Riporto qui le sue parole:
«Una delle parti piu’ belle e toccanti del film e’ quella dedicata ai giovani talenti italiani sparsi per il mondo. Un patrimonio enorme di persone, capaci ed entusiaste, che per realizzare i loro obiettivi, o piu’ semplicemente per trovare qualcuno che li valorizzi, sono dovuti andare a lavorare all’estero. Nulla di male se l’Italia fosse in grado di attirare altrettanti talenti dal’estero. Ma purtroppo non e’ cosi’. Tra leggi e quote che rendono difficile se non impossibile l’immigrazione, anche di quella di elevata qualita’, e un paese stagnante, burocratico, gerontocratico,  i talenti stranieri che scelgono l’Italia sono davvero pochi. Ed in ogni caso, anche se fossimo capaci di attirare giovani brillanti da tutto il mondo, sarebbe comunque fondamentale mantenere i rapporti con i nostri giovani all’estero. Per offrire loro possibilita’ di rientro, ma soprattutto perche’ costituiscono una rete di relazioni ai massimi livelli nel mondo della ricerca e dell’impresa. Una rete che puo’ aiutare imprese e istituzioni nazionali a crescere e globalizzarsi. Una rete di contatti e conoscenze che potrebbe portare grandi benefici al paese»
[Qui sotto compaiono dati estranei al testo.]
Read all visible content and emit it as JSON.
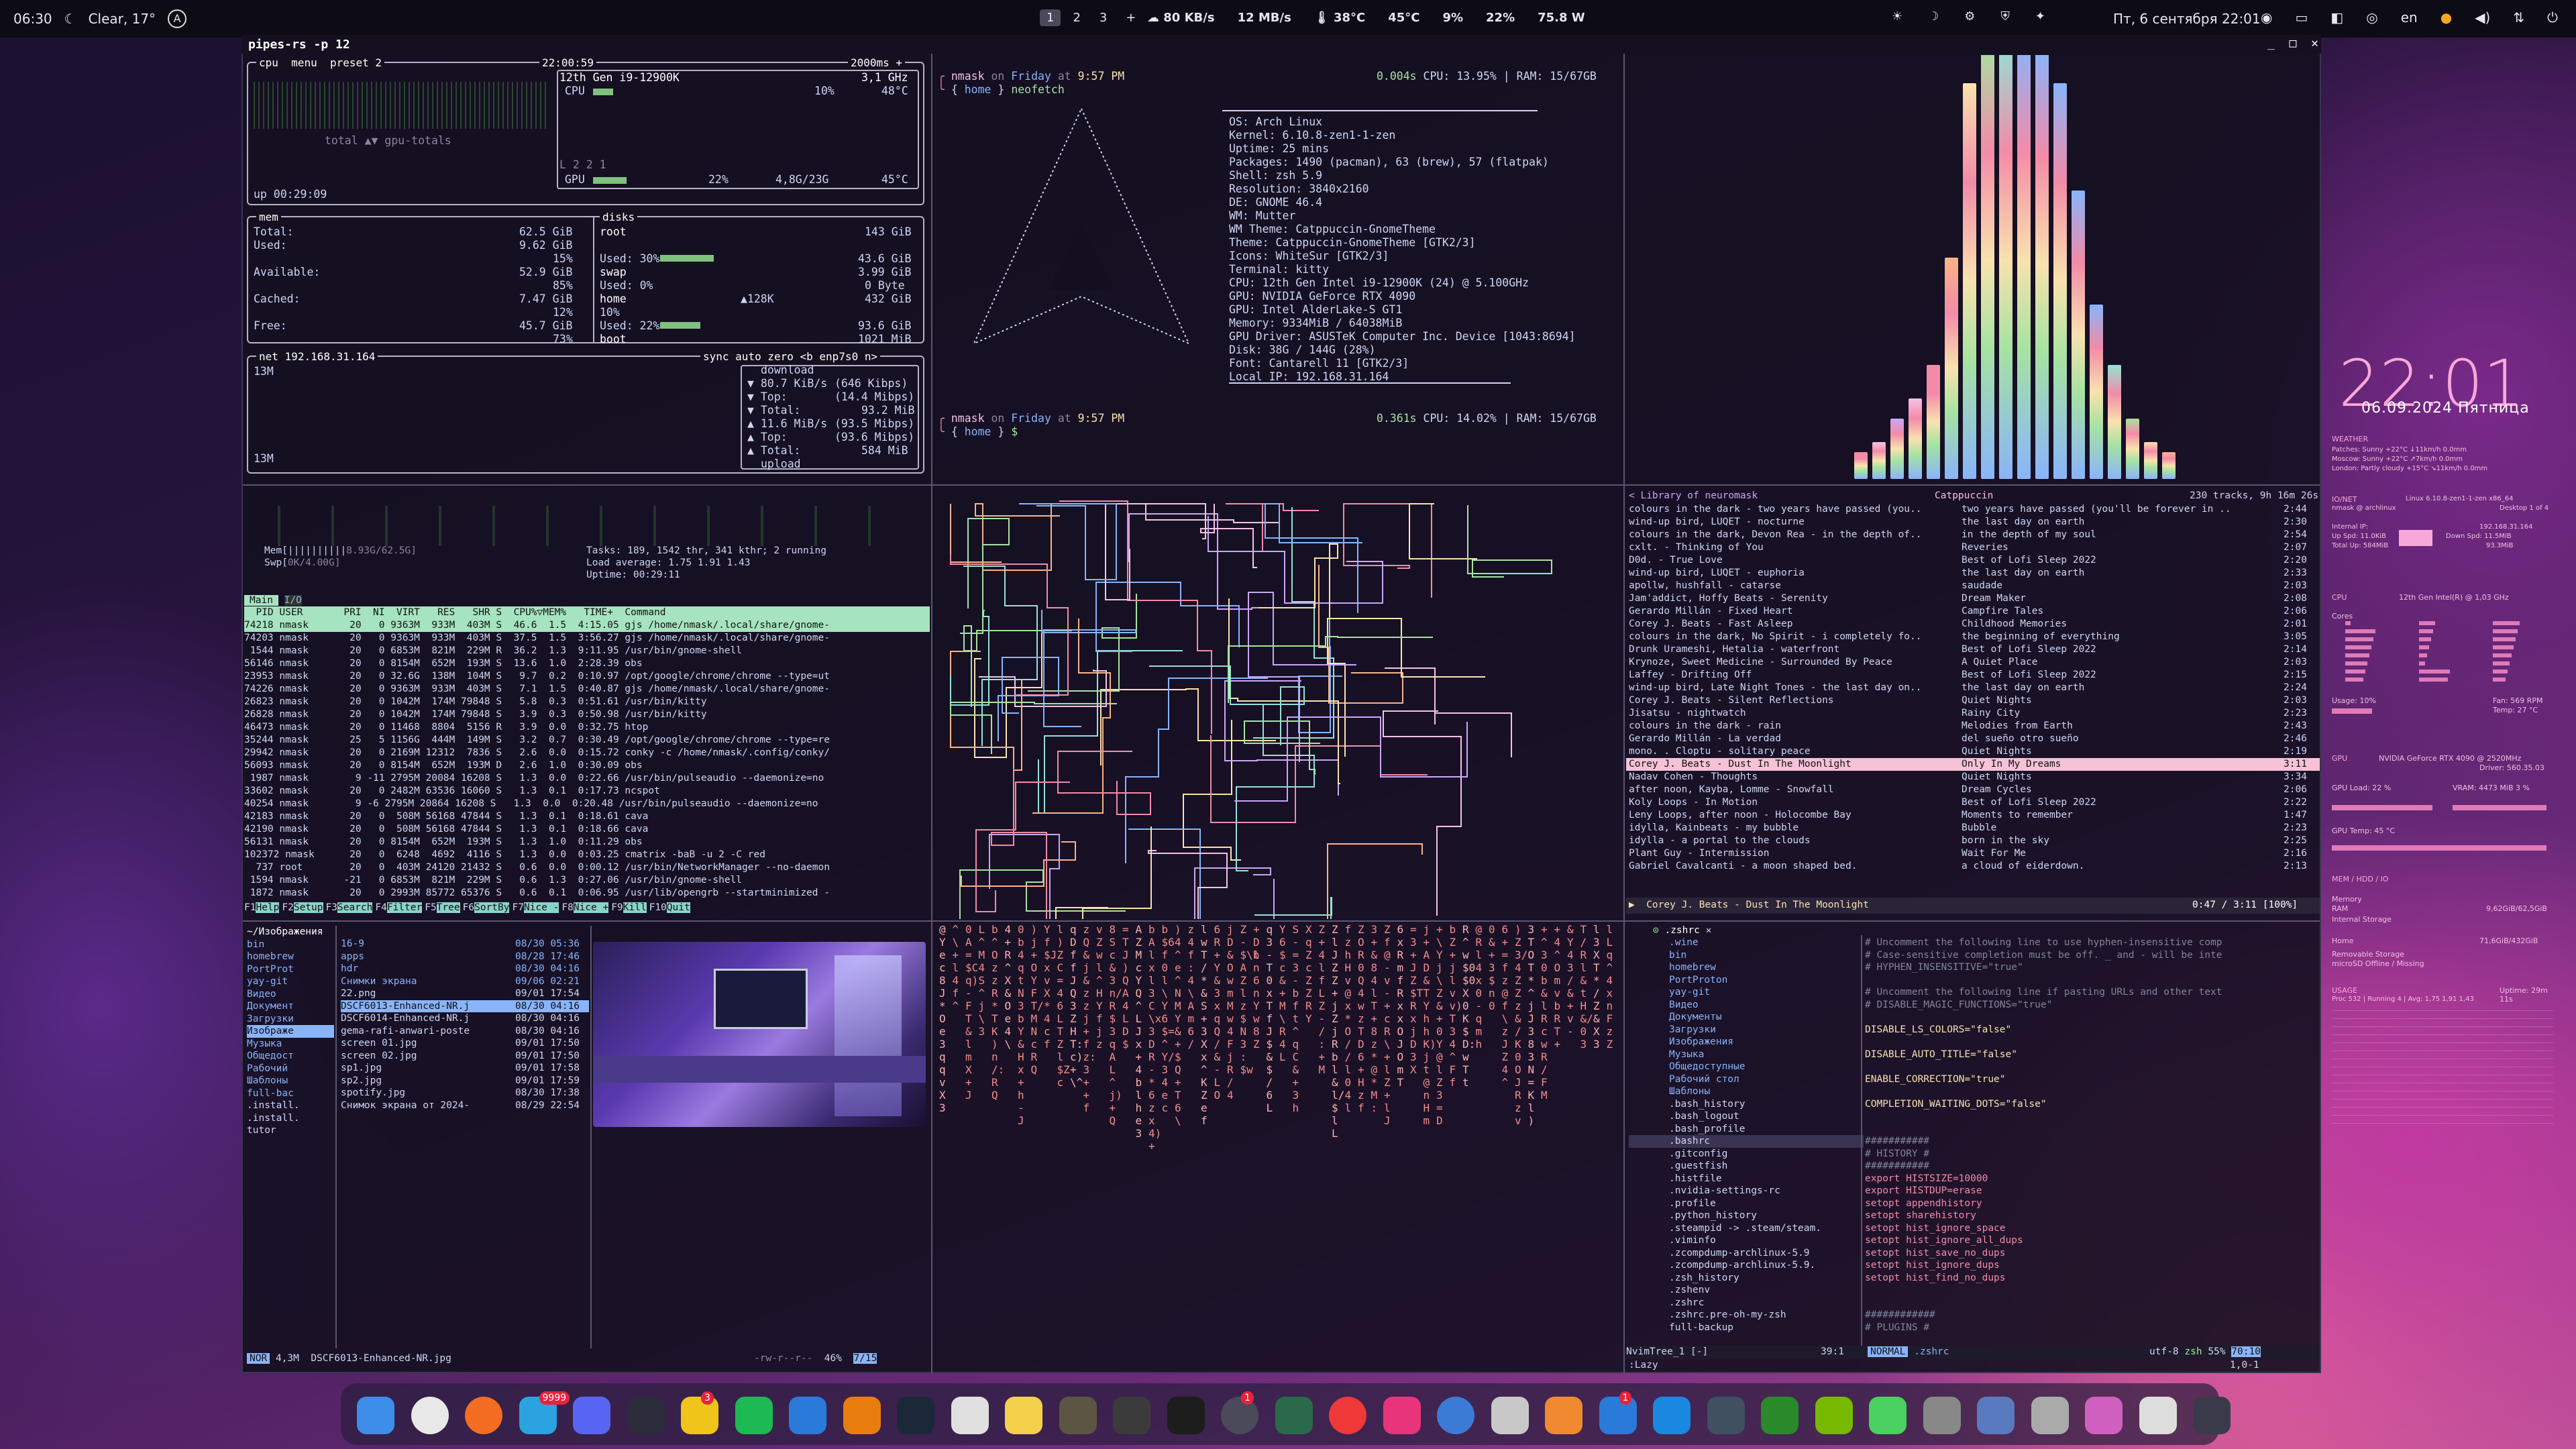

Magnifico Rettore, Lei parla come chi osserva il corso degli eventi da semplice spettatore senza avere il reale potere di poterle migliorare.

Io ho studiato Conservazione dei Beni Culturali a Venezia, ora abito a Parigi dove ho trovato un lavoro all’altezza delle mie aspettative, senza aver avuto alcun appoggio né in Italia né altrove, dall’Università in cui ho studiato.

La definizione di cervelli in fuga, ripetuta a vanvera, continua ad essere fuorviante e inadeguata e quando si parla di fenomeni migratori raramente si lascia spazio  ai diretti interessati di esprimere il loro punto di vista, di raccontare il proprio percorso. Ed è un errore grave!

In veste di ex-cafoscarina mi permetto di chiedere al Magnifico Rettore: cosa intende concretamente per Ministero della Diaspora? Ha un progetto reale da esporci?

In questi giorni in cui sui giornali si leggono spesso i dati dei crolli delle iscrizioni alle università italiane. Non le punge vaghezza di pensare che invece di ipotizzare un Ministero della Diaspora sarebbe prima quanto meno necessario rivedere qualità, competitività e struttura del sistema universitario italiano?

Piuttosto che commuoversi per quello che lei definisce come un “patrimonio sparso nel mondo” non sarebbe opportuno che i rettori delle università italiane si com-muovessero anche per quei talenti inoccupati, sottoccupati o parcheggiati in Italia durante e dopo gli studi , cercando di valorizzare risorse umane e anche la storia degli atenei italiani, una storia che spesso il mondo intero ci ha invidiato, senza vendere gli spazi delle sedi storiche al miglior offerente?